Она делает жест, словно раздумывает, не взять ли еще одну сигарету, но потом убирает руку.
– И еще, – продолжает она меланхолично. – Меня удивило то, что ты подумал, что можешь меня так просто… бросить, – последнее слово прозвучало с оттенком угрозы… или же это всего лишь звуковой мираж?
А еще мне кажется… да… совершенно точно! она прислушивается к тому, что происходит в коридоре.

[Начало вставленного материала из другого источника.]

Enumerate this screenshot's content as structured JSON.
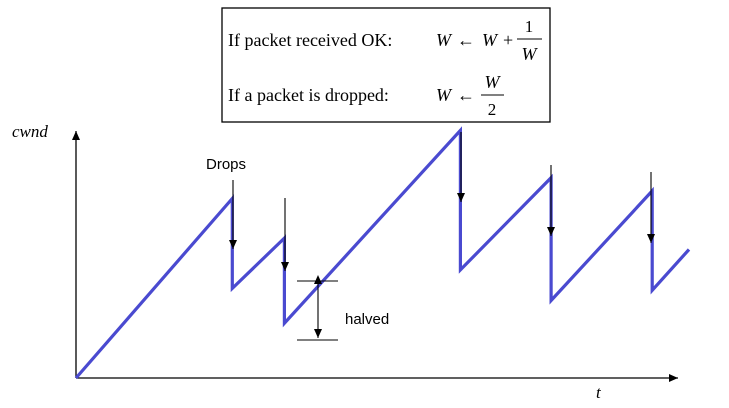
{
  "rules_box": {
    "rule_ok": {
      "condition": "If packet received OK:",
      "lhs": "W",
      "arrow": "←",
      "rhs_term": "W",
      "plus": "+",
      "numerator": "1",
      "denominator": "W"
    },
    "rule_drop": {
      "condition": "If a packet is dropped:",
      "lhs": "W",
      "arrow": "←",
      "numerator": "W",
      "denominator": "2"
    }
  },
  "axes": {
    "y_label": "cwnd",
    "x_label": "t"
  },
  "annotations": {
    "drops_label": "Drops",
    "halved_label": "halved"
  },
  "colors": {
    "window_line": "#4a4ad0",
    "axis": "#000000"
  },
  "diagram_data": {
    "type": "sawtooth",
    "description_series": "congestion window over time",
    "sawtooth_points": [
      [
        0,
        0
      ],
      [
        0.255,
        0.475
      ],
      [
        0.255,
        0.237
      ],
      [
        0.34,
        0.37
      ],
      [
        0.34,
        0.145
      ],
      [
        0.627,
        0.655
      ],
      [
        0.627,
        0.286
      ],
      [
        0.775,
        0.53
      ],
      [
        0.775,
        0.205
      ],
      [
        0.94,
        0.495
      ],
      [
        0.94,
        0.232
      ],
      [
        1.0,
        0.34
      ]
    ],
    "drop_times": [
      0.255,
      0.34,
      0.627,
      0.775,
      0.94
    ]
  }
}
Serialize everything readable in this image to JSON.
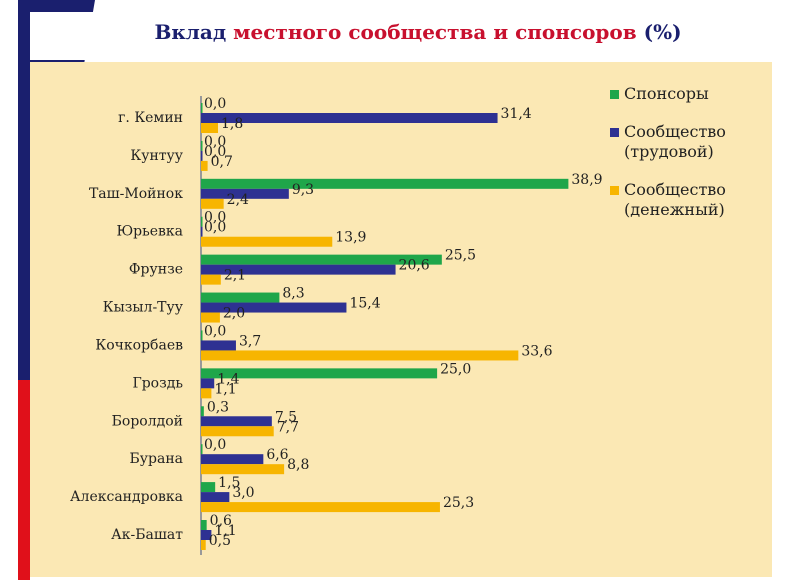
{
  "chart_data": {
    "type": "hbar",
    "title": [
      "Вклад",
      "местного сообщества и спонсоров",
      "(%)"
    ],
    "categories": [
      "г. Кемин",
      "Кунтуу",
      "Таш-Мойнок",
      "Юрьевка",
      "Фрунзе",
      "Кызыл-Туу",
      "Кочкорбаев",
      "Гроздь",
      "Боролдой",
      "Бурана",
      "Александровка",
      "Ак-Башат"
    ],
    "series": [
      {
        "name": "Спонсоры",
        "color": "#1fa64a",
        "values": [
          0.0,
          0.0,
          38.9,
          0.0,
          25.5,
          8.3,
          0.0,
          25.0,
          0.3,
          0.0,
          1.5,
          0.6
        ],
        "value_labels": [
          "0,0",
          "0,0",
          "38,9",
          "0,0",
          "25,5",
          "8,3",
          "0,0",
          "25,0",
          "0,3",
          "0,0",
          "1,5",
          "0,6"
        ]
      },
      {
        "name": "Сообщество (трудовой)",
        "color": "#2e3192",
        "values": [
          31.4,
          0.0,
          9.3,
          0.0,
          20.6,
          15.4,
          3.7,
          1.4,
          7.5,
          6.6,
          3.0,
          1.1
        ],
        "value_labels": [
          "31,4",
          "0,0",
          "9,3",
          "0,0",
          "20,6",
          "15,4",
          "3,7",
          "1,4",
          "7,5",
          "6,6",
          "3,0",
          "1,1"
        ]
      },
      {
        "name": "Сообщество (денежный)",
        "color": "#f7b500",
        "values": [
          1.8,
          0.7,
          2.4,
          13.9,
          2.1,
          2.0,
          33.6,
          1.1,
          7.7,
          8.8,
          25.3,
          0.5
        ],
        "value_labels": [
          "1,8",
          "0,7",
          "2,4",
          "13,9",
          "2,1",
          "2,0",
          "33,6",
          "1,1",
          "7,7",
          "8,8",
          "25,3",
          "0,5"
        ]
      }
    ],
    "xlim": [
      0,
      45
    ]
  }
}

Там еще тихо, но я уже понимаю, что это всего лишь «еще».
Да, Дороти… мы с тобой точно не в Канзасе.
И что такое этот Канзас?
Я сталкиваю ее с подоконника внутрь комнаты, хотя, Боже, как мне хотелось сделать этот толчок в другую сторону! а сам вскакиваю на подоконник.
Она заливисто хохочет:
– Что, прямо отсюда? Ты дал мне билет на лучшие места!
У меня нет времени, да и слов, чтобы огрызнуться. Под ногами тонкий парапет, дань какой-то старой архитектурной моде; вниз – сотни метров, вверх – туман и треклятые цеппелины, словно бесстрастные зеваки.
И лишь через минуту, когда я, через десять метров от ее окна, вытянувшись в струнку, перепрыгиваю с парапета на какой-то еще один архитектурный изыск, – но более надежный и ведущий за угол здания, – и там уже далее, к сложной системе анфилад и арок, где я уже спокойно затеряюсь той же щепкой, но уже в толпе Верхних, – лишь тогда я слышу шум, топот, ее визгливый – как я не замечал этого раньше? – голос, чьи-то сухие приказы… но меня это уже не касается. По крайней мере, я на это надеюсь.